Whistleblowing is … a process whereby an organisational insider with knowledge of wrongdoing takes steps to disclose that information to a party capable of intervention … For private organisations too, encouraging internal whistleblowing can be a useful risk management strategy by providing early warning of difficult to detect misconduct, such as corporate crime or fraud. It can thus enhance the transparency, integrity and resilience of global markets as well as government. (Parker, Le Mire and Mackay, ‘Lawyers, Confidentiality and Whistleblowing: Lessons from the McCabe Tobacco Litigation’, (2016) 40(3) Melbourne University Law Review 10-12)
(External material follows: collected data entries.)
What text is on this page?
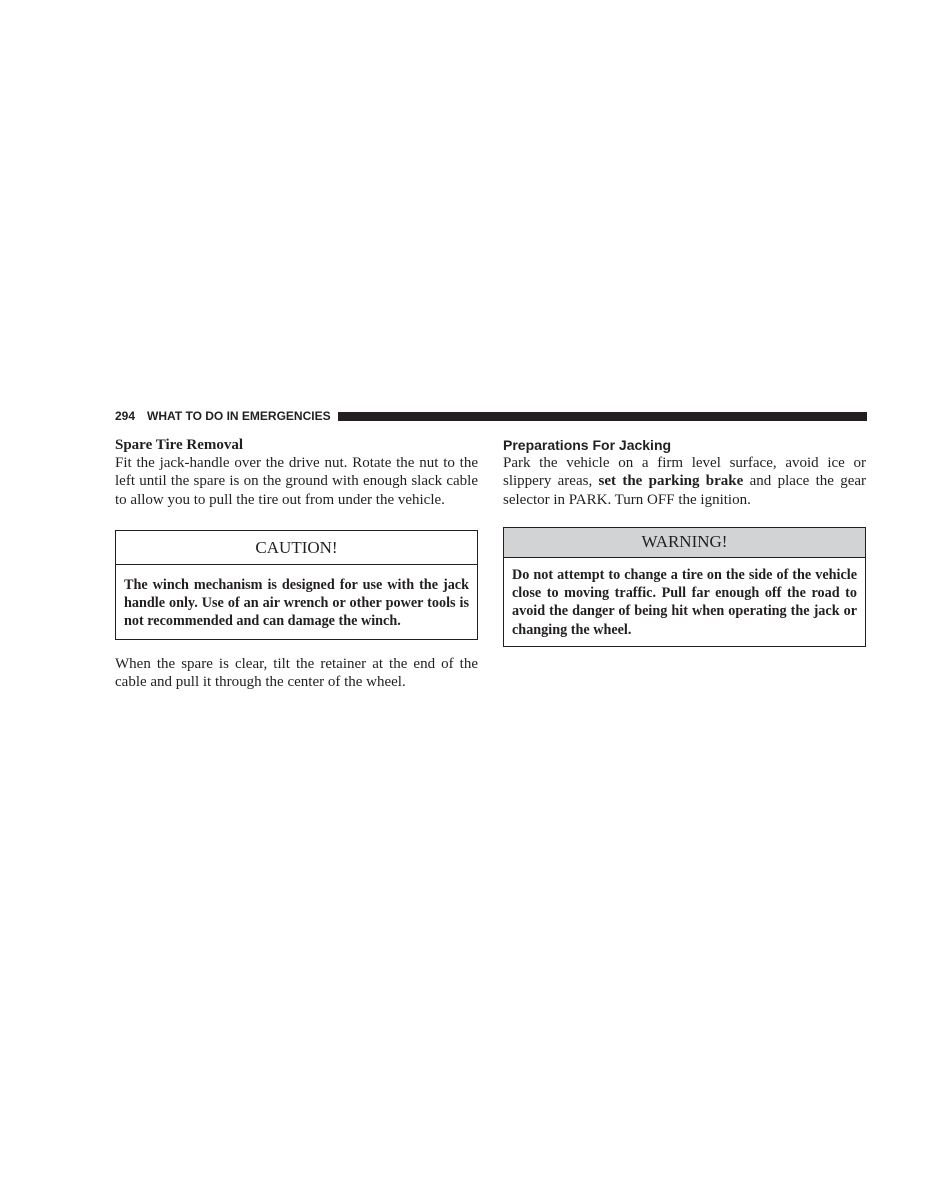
294 WHAT TO DO IN EMERGENCIES
Spare Tire Removal

Fit the jack-handle over the drive nut. Rotate the nut to the left until the spare is on the ground with enough slack cable to allow you to pull the tire out from under the vehicle.

CAUTION!
The winch mechanism is designed for use with the jack handle only. Use of an air wrench or other power tools is not recommended and can damage the winch.

When the spare is clear, tilt the retainer at the end of the cable and pull it through the center of the wheel.

Preparations For Jacking

Park the vehicle on a firm level surface, avoid ice or slippery areas, set the parking brake and place the gear selector in PARK. Turn OFF the ignition.

WARNING!
Do not attempt to change a tire on the side of the vehicle close to moving traffic. Pull far enough off the road to avoid the danger of being hit when operating the jack or changing the wheel.
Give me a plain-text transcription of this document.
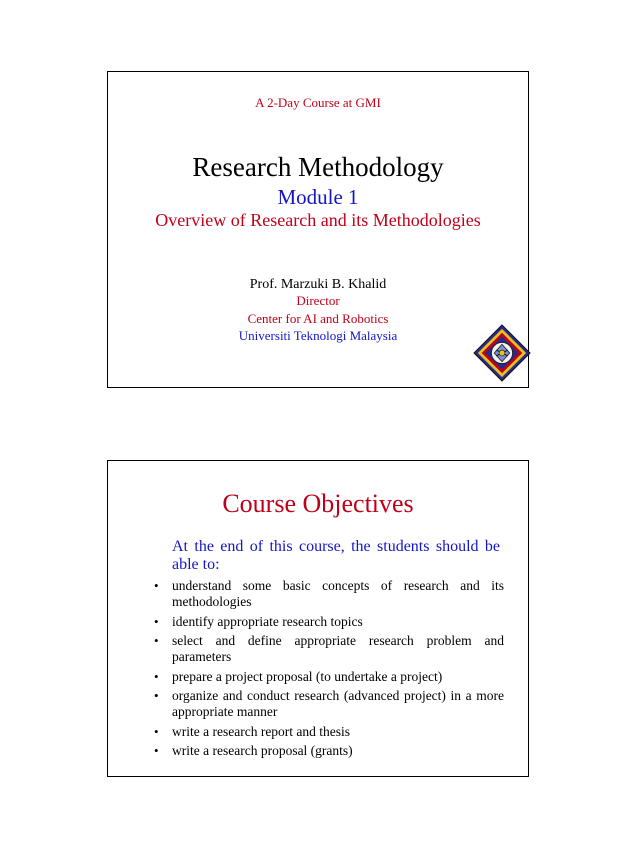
A 2-Day Course at GMI
Research Methodology
Module 1
Overview of Research and its Methodologies
Prof. Marzuki B. Khalid
Director
Center for AI and Robotics
Universiti Teknologi Malaysia
Course Objectives
At the end of this course, the students should be able to:
• understand some basic concepts of research and its methodologies
• identify appropriate research topics
• select and define appropriate research problem and parameters
• prepare a project proposal (to undertake a project)
• organize and conduct research (advanced project) in a more appropriate manner
• write a research report and thesis
• write a research proposal (grants)
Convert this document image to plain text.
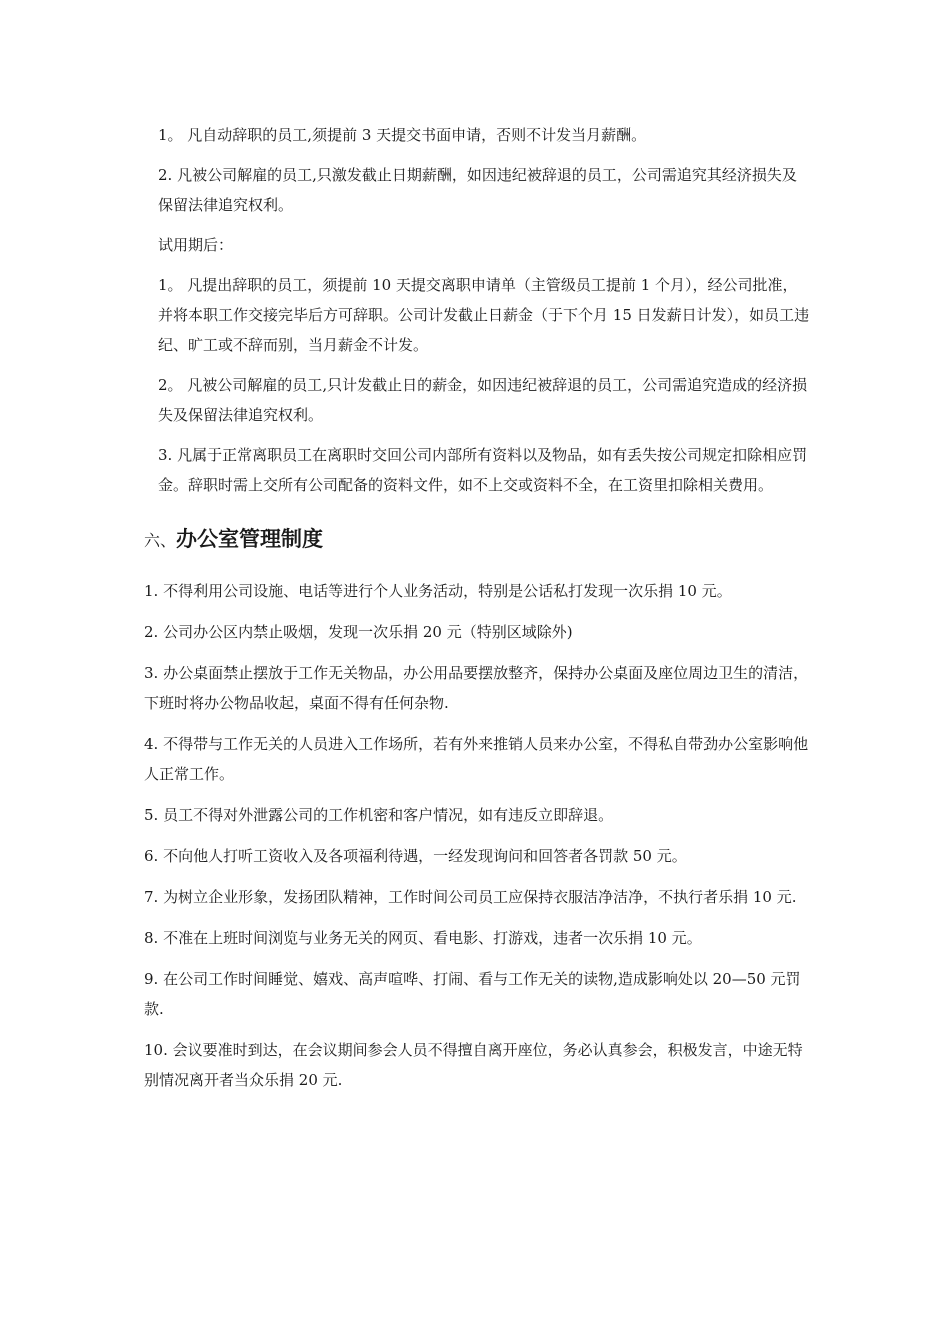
1。 凡自动辞职的员工,须提前 3 天提交书面申请，否则不计发当月薪酬。

2. 凡被公司解雇的员工,只激发截止日期薪酬，如因违纪被辞退的员工，公司需追究其经济损失及保留法律追究权利。

试用期后：

1。 凡提出辞职的员工，须提前 10 天提交离职申请单（主管级员工提前 1 个月），经公司批准，并将本职工作交接完毕后方可辞职。公司计发截止日薪金（于下个月 15 日发薪日计发），如员工违纪、旷工或不辞而别，当月薪金不计发。

2。 凡被公司解雇的员工,只计发截止日的薪金，如因违纪被辞退的员工，公司需追究造成的经济损失及保留法律追究权利。

3. 凡属于正常离职员工在离职时交回公司内部所有资料以及物品，如有丢失按公司规定扣除相应罚金。辞职时需上交所有公司配备的资料文件，如不上交或资料不全，在工资里扣除相关费用。

六、办公室管理制度

1. 不得利用公司设施、电话等进行个人业务活动，特别是公话私打发现一次乐捐 10 元。

2. 公司办公区内禁止吸烟，发现一次乐捐 20 元（特别区域除外)

3. 办公桌面禁止摆放于工作无关物品，办公用品要摆放整齐，保持办公桌面及座位周边卫生的清洁，下班时将办公物品收起，桌面不得有任何杂物.

4. 不得带与工作无关的人员进入工作场所，若有外来推销人员来办公室，不得私自带劲办公室影响他人正常工作。

5. 员工不得对外泄露公司的工作机密和客户情况，如有违反立即辞退。

6. 不向他人打听工资收入及各项福利待遇，一经发现询问和回答者各罚款 50 元。

7. 为树立企业形象，发扬团队精神，工作时间公司员工应保持衣服洁净洁净，不执行者乐捐 10 元.

8. 不准在上班时间浏览与业务无关的网页、看电影、打游戏，违者一次乐捐 10 元。

9. 在公司工作时间睡觉、嬉戏、高声喧哗、打闹、看与工作无关的读物,造成影响处以 20—50 元罚款.

10. 会议要准时到达，在会议期间参会人员不得擅自离开座位，务必认真参会，积极发言，中途无特别情况离开者当众乐捐 20 元.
The Commonwealth Parliament has evidently determined that whistleblowers do indeed need additional protection and has published an exposure draft of legislation designed to enhance protections for whistleblowers. The Treasury Laws Amendment (Enhancing Whistleblower Protections) Bill 2017, when enacted, will broaden protection for whistleblowers who lodge complaints about specified ‘Eligible Disclosures’ with Australian Securities and Investment Commission (‘ASIC’), Australian Prudential Regulatory Authority (‘APRA’), the Australian Federal Police (‘AFP’) and internally. ‘Eligible Disclosures’ will relate to the Corporations Act (2001) and cognate legislation and ‘improper affairs or circumstances’. In a significant broadening of the protection, disclosure of offences against any Commonwealth Act punishable by more than one year’s imprisonment will be eligible.